Avec le steampunk, nous sommes dans un mélange des genres, avec des références à la littérature populaire du XIXe siècle, de l'intertextualité, de l'uchronie et du collage. Le terme "steampunk" a émergé peu après l'essor du cyberpunk et lui a emprunté son suffixe "punk" pour marquer une rupture avec la science-fiction traditionnelle. Il se tourne vers le passé, historique ou alternatif, plutôt que vers le futur proche comme son cousin technologique. Considéré aujourd'hui comme un genre à part entière, distinct du cyberpunk, le steampunk incarne les métamorphoses contemporaines de la science-fiction, en particulier par son usage fécond de l'uchronie et son goût pour le détournement rétrofuturiste.
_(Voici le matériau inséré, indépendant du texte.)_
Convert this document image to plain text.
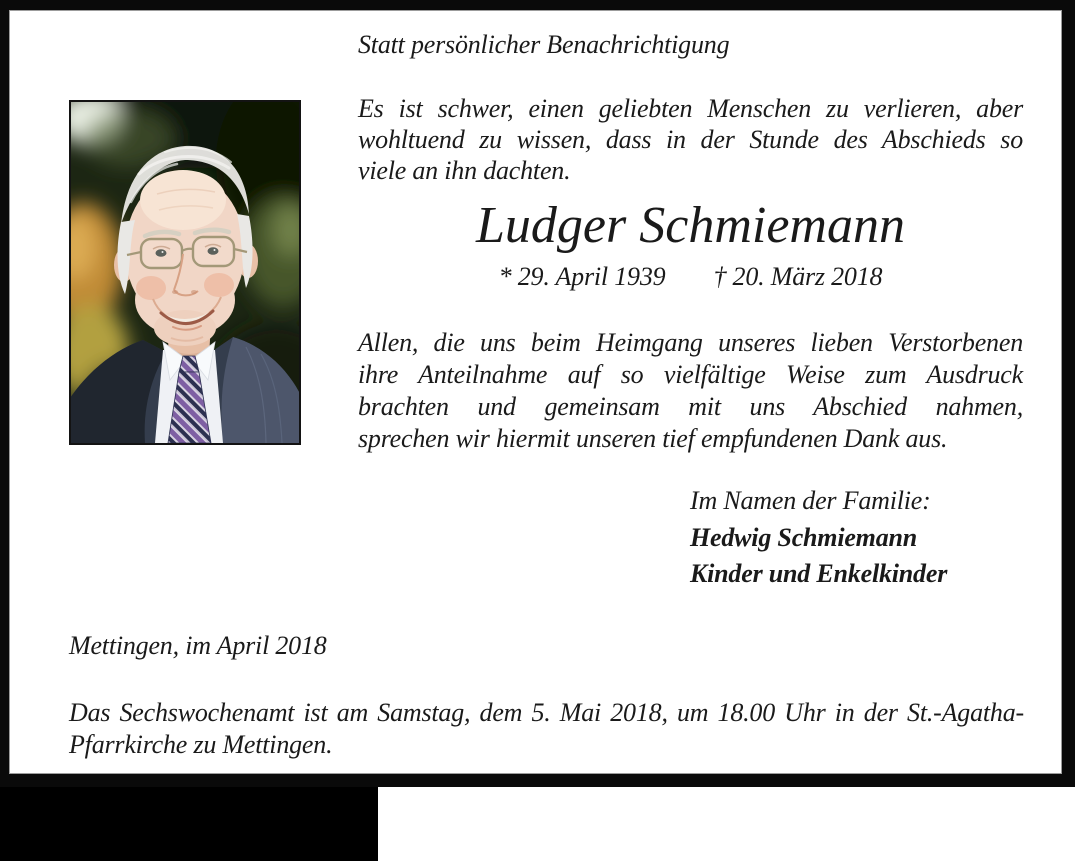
Statt persönlicher Benachrichtigung
Es ist schwer, einen geliebten Menschen zu verlieren, aber
wohltuend zu wissen, dass in der Stunde des Abschieds so
viele an ihn dachten.
Ludger Schmiemann
* 29. April 1939 † 20. März 2018
Allen, die uns beim Heimgang unseres lieben Verstorbenen
ihre Anteilnahme auf so vielfältige Weise zum Ausdruck
brachten und gemeinsam mit uns Abschied nahmen,
sprechen wir hiermit unseren tief empfundenen Dank aus.
Im Namen der Familie:
Hedwig Schmiemann
Kinder und Enkelkinder
Mettingen, im April 2018
Das Sechswochenamt ist am Samstag, dem 5. Mai 2018, um 18.00 Uhr in der St.-Agatha-
Pfarrkirche zu Mettingen.
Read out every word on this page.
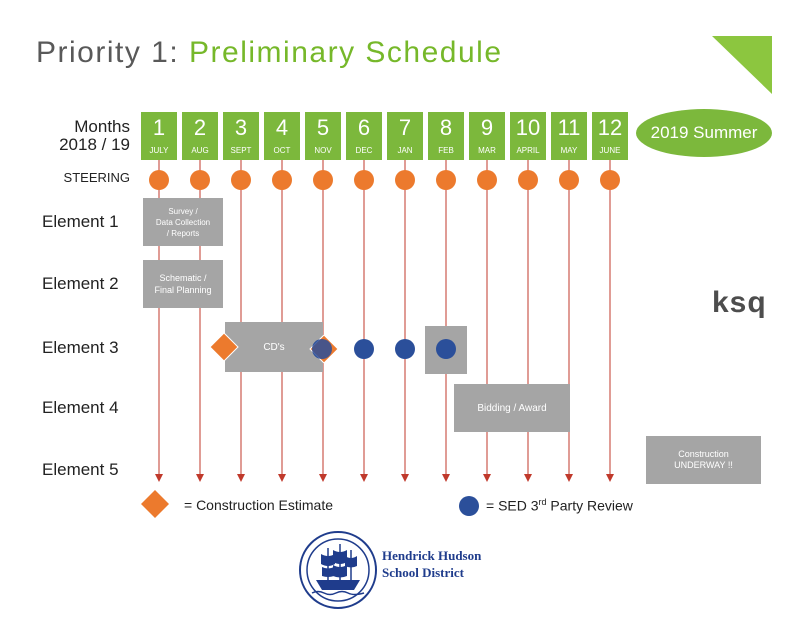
Priority 1: Preliminary Schedule
Months
2018 / 19
STEERING
Element 1
Element 2
Element 3
Element 4
Element 5
Survey /
Data Collection
/ Reports
Schematic /
Final Planning
CD's
Bidding / Award
Construction
UNDERWAY !!
1
JULY
2
AUG
3
SEPT
4
OCT
5
NOV
6
DEC
7
JAN
8
FEB
9
MAR
10
APRIL
11
MAY
12
JUNE
2019 Summer
ksq
= Construction Estimate	= SED 3rd Party Review
Hendrick Hudson
School District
Il nait de la plume de trois écrivains californiens — K. W. Jeter, Tim Powers et James P. Blaylock — amis et passionnés par l’Angleterre victorienne. Tous trois imaginent, chacun à leur manière, des intrigues se déroulant dans un XIXe siècle alternatif, nourri de références à Dickens, au roman populaire, et à une science-fiction archaïque teintée de fantastique. K. W. Jeter publie Morlock Night en 1979, une suite non officielle de La Machine à explorer le temps de H. G. Wells. Tim Powers signe en 1983 Les Voies d’Anubis, roman de voyage temporel aux accents mystiques. James P. Blaylock, quant à lui, propose avec Homunculus (1986) une satire délirante, où divers personnages lancés dans une course absurde convoitent une étrange créature dans le brouillard londonien. Dans ces récits, le cadre historique n’est pas une fin en soi, mais le levier d’une fiction où tout devient littéralement possible. C’est Jeter qui, en 1987, proposera le terme « steampunk » pour désigner ce genre émergent. "Il s’agit d’une allusion ironique au genre cyberpunk, le steampunk a été créé à partir de cette simple boutade. En effet, le steampunk est beaucoup moins « sérieux » que le cyberpunk, de fait de l’humour, des anachronismes, des personnages hauts en couleur (parfois grotesques) présents dans les livres du trio d’auteurs que nous venons d’évoquer." (1)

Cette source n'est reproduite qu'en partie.